An investment in the Fund involves risks. You should carefully consider the risk factors listed below, which are more fully described in the Fund’s prospectus under the heading “Risk Factors”, together with the other information included in the prospectus. If any of the adverse events or circumstances described in the “Risk Factors” occur, the financial condition and results of operations of the Fund could be materially adversely affected, and its NAV and the trading price of its common shares could decline.
This website contains statements about the future that involve risks and uncertainties. These statements describe the Fund’s objectives and strategies, and its beliefs and assumptions concerning future economic and other conditions and expectations for the Fund, based on currently available information. The Fund’s actual results could differ materially from those anticipated in these statements because of various risks and uncertainties, including the factors described in the section headed “Risk Factors” in the prospectus and listed below.
Limited Operating History. The Fund has limited history of operations and is designed for long-term investors.
Investment and Market Risk. The value of the securities that the Fund will invest in, like other market investments, may move up or down, sometimes rapidly and unpredictably. The common shares at any point in time may be worth less than the original investment, even after taking into account any reinvestment of dividends and distributions.
Issuer Risk. The value of an issuer’s securities held in the Fund’s portfolio may decline for reasons directly related to the issuer, such as management performance, financial leverage and reduced demand for the issuer’s goods and services.
Qualified Dividend Tax Risk. No assurance can be given as to what percentage of the distributions paid the Fund’s shareholders, if any, will consist of tax-advantaged qualified dividend income or long-term capital gains or what the tax rates on various types of income will be in future years. Advantageous tax treatment under current law may be adversely affected by future changes in tax laws at any time and is scheduled to expire for tax years beginning after December 31, 2010. Additional difficulties apply to determining whether distributions by foreign issuers should be regarded as qualified dividend income. In addition, in order to receive qualified dividend income treatment, holding period and other requirements apply to the Fund and its shareholders.
Dividend Strategy Risks. The Fund’s Adviser may not be able to anticipate the level of dividends that companies will pay in any given timeframe.
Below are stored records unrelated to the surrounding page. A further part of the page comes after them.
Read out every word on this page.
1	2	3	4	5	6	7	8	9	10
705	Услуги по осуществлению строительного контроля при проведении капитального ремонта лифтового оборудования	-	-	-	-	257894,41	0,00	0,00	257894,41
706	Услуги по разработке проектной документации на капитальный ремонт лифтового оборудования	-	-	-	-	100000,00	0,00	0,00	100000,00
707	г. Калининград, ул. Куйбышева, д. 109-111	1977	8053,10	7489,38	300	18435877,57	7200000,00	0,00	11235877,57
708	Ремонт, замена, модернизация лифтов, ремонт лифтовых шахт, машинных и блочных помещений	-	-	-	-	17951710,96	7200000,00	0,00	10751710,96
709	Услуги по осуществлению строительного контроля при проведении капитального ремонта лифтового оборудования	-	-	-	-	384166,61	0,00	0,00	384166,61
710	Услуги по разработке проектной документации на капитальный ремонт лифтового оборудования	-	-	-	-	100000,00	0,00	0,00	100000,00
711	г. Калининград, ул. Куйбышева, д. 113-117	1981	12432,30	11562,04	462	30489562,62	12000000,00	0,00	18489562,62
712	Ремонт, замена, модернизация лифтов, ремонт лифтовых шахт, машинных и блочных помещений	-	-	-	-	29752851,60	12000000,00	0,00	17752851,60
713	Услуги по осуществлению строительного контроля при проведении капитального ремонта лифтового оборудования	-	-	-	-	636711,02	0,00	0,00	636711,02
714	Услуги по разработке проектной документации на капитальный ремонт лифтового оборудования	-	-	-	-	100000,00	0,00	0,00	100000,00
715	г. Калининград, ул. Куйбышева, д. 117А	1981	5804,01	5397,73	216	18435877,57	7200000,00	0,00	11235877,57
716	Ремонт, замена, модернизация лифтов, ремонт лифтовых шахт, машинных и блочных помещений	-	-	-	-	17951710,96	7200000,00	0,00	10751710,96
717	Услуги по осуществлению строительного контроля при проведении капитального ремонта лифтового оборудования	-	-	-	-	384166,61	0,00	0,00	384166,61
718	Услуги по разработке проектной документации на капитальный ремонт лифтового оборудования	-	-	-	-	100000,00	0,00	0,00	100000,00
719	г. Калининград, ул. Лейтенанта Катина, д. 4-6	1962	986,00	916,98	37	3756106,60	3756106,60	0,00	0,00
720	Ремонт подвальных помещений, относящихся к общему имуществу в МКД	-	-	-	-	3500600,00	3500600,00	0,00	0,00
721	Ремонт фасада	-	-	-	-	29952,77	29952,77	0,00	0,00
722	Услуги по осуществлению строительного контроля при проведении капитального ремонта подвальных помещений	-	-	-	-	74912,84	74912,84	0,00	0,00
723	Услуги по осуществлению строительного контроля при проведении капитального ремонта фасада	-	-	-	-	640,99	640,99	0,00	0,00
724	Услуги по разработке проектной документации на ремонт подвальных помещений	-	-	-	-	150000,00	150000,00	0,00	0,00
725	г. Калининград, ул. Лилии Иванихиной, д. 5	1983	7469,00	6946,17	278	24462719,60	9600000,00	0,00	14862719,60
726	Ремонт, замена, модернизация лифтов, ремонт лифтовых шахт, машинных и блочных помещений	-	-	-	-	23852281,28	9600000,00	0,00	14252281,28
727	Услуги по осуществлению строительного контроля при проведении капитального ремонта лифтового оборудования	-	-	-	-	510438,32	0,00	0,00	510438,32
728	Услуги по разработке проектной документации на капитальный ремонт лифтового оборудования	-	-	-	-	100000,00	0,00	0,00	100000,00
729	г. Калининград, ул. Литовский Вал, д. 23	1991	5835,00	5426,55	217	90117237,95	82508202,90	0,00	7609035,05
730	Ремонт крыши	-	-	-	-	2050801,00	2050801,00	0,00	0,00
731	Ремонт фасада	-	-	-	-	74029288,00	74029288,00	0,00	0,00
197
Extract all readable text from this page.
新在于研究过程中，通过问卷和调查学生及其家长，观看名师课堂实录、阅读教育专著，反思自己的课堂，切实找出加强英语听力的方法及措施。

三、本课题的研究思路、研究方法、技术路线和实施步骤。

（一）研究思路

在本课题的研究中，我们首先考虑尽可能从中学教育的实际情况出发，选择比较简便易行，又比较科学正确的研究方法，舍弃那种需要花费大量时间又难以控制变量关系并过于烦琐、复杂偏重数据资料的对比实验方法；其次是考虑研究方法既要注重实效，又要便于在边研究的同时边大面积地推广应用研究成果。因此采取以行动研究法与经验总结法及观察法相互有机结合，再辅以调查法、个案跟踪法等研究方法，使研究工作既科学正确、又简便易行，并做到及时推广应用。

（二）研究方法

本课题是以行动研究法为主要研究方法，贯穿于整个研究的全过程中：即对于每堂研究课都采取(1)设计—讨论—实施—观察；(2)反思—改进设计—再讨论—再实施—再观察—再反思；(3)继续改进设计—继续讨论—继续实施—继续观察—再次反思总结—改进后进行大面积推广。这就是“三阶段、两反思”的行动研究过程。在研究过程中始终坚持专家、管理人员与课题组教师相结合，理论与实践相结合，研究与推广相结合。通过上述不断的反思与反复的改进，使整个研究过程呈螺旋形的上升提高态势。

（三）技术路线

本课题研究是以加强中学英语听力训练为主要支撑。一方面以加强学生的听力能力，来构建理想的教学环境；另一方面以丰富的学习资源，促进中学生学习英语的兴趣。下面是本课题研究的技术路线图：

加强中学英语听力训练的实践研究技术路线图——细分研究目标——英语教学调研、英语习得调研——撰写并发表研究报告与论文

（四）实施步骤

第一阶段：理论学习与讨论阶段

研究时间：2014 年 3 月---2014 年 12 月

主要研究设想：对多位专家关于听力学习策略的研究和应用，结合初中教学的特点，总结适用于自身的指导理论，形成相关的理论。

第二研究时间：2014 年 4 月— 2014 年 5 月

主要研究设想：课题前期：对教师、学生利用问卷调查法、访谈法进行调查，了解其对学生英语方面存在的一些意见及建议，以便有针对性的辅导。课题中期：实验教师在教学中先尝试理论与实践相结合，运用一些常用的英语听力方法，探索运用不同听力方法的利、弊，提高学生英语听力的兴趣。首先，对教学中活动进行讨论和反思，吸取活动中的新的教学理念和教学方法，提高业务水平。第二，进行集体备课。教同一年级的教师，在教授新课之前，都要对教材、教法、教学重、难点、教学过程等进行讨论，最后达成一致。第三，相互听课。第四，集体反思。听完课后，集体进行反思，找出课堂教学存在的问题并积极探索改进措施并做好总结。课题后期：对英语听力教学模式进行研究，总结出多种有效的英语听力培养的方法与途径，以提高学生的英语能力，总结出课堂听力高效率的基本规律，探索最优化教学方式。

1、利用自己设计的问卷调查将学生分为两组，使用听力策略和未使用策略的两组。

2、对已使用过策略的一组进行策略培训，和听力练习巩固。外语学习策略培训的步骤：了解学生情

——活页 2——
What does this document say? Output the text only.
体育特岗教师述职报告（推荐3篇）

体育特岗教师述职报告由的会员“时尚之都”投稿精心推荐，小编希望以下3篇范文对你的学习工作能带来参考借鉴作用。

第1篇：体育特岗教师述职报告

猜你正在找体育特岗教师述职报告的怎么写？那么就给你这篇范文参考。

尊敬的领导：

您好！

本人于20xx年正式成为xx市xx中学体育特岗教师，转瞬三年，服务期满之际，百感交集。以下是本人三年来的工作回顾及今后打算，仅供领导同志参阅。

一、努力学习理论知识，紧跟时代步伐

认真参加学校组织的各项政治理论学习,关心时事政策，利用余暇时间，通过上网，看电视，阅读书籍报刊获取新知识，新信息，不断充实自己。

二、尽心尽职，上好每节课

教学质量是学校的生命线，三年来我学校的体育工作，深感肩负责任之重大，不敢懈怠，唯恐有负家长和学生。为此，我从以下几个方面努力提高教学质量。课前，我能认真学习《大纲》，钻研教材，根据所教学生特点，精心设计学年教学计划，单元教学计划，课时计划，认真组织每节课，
The Fund’s strategies require the Adviser to identify and exploit opportunities such as the announcement of major corporate actions, that may lead to high current dividend income. These situations are typically not recurring in nature or frequency, may be difficult to predict and may not result in an opportunity that allows the Adviser to fulfill the Fund’s investment objectives. In addition, the dividend policies of the Fund’s target companies are heavily influenced by the current economic climate and the favorable Federal tax treatment afforded to dividends. A change in the favorable provisions of the Federal tax laws may limit your ability to benefit from dividend increases or special dividends, may effect a widespread reduction in announced dividends and may adversely impact the valuation of the shares of dividend-paying companies.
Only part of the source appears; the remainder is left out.